The Boat Children in Hong Kong

THERE are 57,000 Vietnamese boat people now in Hong Kong; 34 percent are children. They are victims of a British governmental policy that is cruel, bewildering, and cynical. Cruel because of the inhumane conditions in the camps. Bewildering because the British have heretofore been defenders of human rights and fairness. Cynical because their treatment is premeditated, and meant to send a signal to would-be refugees in Vietnam not to come.

Concerned for their well-being, a delegation of women recently visited these camps on behalf of the International Rescue Committee. We found their treatment to be incomprehensible.

Like prison inmates, the Vietnamese are addressed by numbers. They are in fact guarded by police and correctional staff. Families are separated. Pregnant women are taken to a prison hospital at their 36th week, where they labor in solitude. Children requiring hospitalization are similarly isolated.

One chronically ill four-year-old was allowed to see his parents only once a month for three hours. He eventually spoke Chinese rather than Vietnamese and lost his ability to communicate with his parents. The mother of a newborn was returned to the camp before the infant could be discharged. Because of the numbers-for-names system, the child became lost from the mother.

Whatever the motives, this British policy creates fear, anxiety, and desperation. What is more distressing, however, is that its principal victims are children. As one who works on children's issues, I noted parallels between the conditions in these camps and among the homeless and destitute in America.

Families are broken; education, be it by instruction or example, is fragmentary. Values are lost and insecurity prevails. There is violence. Both environments are wastelands with respect to a child's growth and development. And the personal losses, in terms of children who age but fail to mature, are likely to be irrevocable.

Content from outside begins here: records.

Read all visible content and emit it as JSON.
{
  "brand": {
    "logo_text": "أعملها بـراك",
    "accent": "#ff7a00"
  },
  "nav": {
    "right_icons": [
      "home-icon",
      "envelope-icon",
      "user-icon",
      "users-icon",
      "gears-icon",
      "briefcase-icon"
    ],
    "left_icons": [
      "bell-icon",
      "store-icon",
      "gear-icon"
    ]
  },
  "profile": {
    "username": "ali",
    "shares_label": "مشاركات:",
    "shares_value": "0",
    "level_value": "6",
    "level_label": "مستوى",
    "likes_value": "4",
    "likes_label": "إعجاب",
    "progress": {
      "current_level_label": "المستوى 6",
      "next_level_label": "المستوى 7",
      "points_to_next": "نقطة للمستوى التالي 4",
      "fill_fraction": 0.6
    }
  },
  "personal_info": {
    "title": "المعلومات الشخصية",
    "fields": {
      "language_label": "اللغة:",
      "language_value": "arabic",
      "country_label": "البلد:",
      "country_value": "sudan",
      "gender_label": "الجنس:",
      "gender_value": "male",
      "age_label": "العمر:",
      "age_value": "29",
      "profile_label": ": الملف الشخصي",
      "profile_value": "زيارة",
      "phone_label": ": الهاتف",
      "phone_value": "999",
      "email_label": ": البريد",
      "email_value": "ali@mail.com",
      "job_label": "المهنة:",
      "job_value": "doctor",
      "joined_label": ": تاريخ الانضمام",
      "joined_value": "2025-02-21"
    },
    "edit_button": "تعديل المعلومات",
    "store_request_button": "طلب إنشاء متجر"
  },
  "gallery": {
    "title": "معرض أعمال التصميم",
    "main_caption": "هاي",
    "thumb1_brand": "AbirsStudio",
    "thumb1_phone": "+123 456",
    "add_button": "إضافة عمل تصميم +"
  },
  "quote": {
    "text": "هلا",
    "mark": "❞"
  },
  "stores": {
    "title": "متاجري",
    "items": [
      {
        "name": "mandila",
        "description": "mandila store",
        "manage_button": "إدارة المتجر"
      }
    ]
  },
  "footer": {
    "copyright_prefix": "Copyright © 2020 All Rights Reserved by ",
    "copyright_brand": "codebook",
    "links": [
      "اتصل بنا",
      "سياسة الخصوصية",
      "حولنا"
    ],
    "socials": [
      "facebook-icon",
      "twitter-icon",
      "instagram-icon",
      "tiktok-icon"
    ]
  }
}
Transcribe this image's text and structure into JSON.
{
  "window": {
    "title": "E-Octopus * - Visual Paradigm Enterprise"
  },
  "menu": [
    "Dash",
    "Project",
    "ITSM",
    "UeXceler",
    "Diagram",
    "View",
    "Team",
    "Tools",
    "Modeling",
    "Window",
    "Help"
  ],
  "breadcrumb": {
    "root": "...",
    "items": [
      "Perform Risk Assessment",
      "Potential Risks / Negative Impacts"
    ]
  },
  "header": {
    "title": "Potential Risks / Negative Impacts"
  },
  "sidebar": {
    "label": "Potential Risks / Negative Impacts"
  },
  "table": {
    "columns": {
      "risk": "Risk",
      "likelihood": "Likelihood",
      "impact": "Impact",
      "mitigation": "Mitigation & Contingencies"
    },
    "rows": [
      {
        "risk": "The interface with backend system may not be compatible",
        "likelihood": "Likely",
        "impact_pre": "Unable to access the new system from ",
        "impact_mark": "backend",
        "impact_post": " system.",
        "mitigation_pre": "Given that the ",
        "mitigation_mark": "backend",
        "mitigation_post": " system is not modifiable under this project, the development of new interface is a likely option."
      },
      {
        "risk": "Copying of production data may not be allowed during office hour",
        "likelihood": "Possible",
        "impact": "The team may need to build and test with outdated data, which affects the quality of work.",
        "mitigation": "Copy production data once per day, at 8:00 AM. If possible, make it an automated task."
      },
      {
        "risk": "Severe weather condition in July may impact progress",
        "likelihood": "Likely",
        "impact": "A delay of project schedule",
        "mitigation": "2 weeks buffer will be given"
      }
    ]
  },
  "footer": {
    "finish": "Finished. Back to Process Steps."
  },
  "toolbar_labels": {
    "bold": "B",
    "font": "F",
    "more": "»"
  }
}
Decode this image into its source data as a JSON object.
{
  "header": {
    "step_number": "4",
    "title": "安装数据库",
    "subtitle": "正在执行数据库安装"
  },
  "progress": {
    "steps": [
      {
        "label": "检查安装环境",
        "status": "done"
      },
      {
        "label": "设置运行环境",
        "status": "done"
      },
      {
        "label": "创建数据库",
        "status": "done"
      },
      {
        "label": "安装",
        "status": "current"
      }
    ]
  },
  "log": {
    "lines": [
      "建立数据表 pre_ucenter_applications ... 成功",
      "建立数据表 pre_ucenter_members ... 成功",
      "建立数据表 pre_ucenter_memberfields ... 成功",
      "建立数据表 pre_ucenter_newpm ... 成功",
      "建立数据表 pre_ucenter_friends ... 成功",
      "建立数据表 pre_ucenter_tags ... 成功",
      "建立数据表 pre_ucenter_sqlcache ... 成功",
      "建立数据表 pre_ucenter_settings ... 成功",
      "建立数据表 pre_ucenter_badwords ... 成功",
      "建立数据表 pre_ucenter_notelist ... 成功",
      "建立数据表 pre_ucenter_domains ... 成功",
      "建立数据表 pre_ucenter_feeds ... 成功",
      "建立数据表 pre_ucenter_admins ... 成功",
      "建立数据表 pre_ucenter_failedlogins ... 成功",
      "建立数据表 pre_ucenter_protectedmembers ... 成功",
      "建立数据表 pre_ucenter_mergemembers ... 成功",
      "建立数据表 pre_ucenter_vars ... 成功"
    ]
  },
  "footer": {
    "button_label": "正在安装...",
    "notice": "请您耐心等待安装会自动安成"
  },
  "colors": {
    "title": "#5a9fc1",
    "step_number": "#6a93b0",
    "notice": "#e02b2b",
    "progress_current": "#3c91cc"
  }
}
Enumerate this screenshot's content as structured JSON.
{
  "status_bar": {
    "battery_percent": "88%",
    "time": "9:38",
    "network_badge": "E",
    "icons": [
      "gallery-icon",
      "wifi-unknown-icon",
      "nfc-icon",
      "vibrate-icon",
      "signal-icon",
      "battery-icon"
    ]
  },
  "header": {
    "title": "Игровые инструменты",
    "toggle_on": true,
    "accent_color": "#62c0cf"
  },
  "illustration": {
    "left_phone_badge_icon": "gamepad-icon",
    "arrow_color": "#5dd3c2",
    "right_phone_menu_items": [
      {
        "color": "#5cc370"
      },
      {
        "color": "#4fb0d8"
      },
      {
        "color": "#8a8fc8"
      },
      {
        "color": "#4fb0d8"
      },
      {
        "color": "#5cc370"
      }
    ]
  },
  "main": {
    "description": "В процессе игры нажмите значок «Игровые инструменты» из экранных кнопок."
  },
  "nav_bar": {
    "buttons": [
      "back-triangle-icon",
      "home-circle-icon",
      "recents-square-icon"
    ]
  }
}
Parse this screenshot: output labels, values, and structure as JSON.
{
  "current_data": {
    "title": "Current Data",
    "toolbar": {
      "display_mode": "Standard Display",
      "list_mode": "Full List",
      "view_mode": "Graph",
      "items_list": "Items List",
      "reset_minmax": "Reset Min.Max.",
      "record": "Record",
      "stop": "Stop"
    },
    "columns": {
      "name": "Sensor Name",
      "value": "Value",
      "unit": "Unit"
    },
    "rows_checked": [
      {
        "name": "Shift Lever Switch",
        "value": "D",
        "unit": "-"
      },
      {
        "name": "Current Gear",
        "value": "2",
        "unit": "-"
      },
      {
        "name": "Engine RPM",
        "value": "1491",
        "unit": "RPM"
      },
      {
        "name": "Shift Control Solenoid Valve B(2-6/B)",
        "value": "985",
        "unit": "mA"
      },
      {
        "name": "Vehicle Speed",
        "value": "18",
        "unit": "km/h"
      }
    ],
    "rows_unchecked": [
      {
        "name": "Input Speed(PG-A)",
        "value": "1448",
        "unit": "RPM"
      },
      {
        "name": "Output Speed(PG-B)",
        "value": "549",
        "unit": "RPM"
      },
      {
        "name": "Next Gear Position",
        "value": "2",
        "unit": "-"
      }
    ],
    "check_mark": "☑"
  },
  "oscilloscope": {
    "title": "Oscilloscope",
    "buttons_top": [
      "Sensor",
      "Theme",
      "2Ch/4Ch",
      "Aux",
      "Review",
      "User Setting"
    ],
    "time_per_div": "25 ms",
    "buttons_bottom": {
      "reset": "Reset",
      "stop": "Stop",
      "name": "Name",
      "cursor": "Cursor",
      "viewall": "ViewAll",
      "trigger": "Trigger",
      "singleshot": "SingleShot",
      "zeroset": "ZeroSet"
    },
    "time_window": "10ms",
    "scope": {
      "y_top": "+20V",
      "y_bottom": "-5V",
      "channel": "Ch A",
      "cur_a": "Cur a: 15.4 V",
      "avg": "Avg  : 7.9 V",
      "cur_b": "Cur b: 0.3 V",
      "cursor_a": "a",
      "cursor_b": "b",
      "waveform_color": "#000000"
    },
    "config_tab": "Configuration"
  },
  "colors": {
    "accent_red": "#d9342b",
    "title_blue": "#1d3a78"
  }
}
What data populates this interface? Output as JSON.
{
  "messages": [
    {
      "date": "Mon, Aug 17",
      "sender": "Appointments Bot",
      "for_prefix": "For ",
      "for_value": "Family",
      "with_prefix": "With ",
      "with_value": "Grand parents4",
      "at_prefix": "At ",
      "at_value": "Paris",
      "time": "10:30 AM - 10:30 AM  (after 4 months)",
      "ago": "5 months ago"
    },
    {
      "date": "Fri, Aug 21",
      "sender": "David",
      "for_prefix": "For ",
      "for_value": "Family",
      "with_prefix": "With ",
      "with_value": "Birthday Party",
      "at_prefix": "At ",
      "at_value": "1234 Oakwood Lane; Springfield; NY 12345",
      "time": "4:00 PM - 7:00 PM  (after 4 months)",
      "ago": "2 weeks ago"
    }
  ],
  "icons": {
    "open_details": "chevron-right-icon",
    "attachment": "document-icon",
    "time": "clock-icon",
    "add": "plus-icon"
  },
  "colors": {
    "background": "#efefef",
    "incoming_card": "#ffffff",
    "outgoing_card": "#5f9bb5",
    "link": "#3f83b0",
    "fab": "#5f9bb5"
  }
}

The major difference, of course, is the forced confinement of the Vietnamese. Some families have been in Hong Kong for over 10 years. Children live devoid of toys, grass, trees - and most of all, a self-image.

The future of the boat people has been addressed at a recent intergovernmental conference in Geneva. But any legal resolution will be an abstraction and of little meaning to children who are losing their youth. Simple justice demands that people whose only crime was to seek freedom be treated with simple decency. The role of the United Nations could easily be expanded to include child protection. Voluntary agencies like the International Rescue Committee, Save the Children, and M'ed'ecins Sans Fronti`eres are ready to provide additional care in Hong Kong, if they can just be given fuller access to the camps.

Families ought to remain together. Those who have already volunteered to return to Vietnam should be allowed to do so before others are forcibly repatriated. None of these measures would cost the local government. If action is not taken, time and indifference will continue to exact an unforgiving toll - particularly upon the children.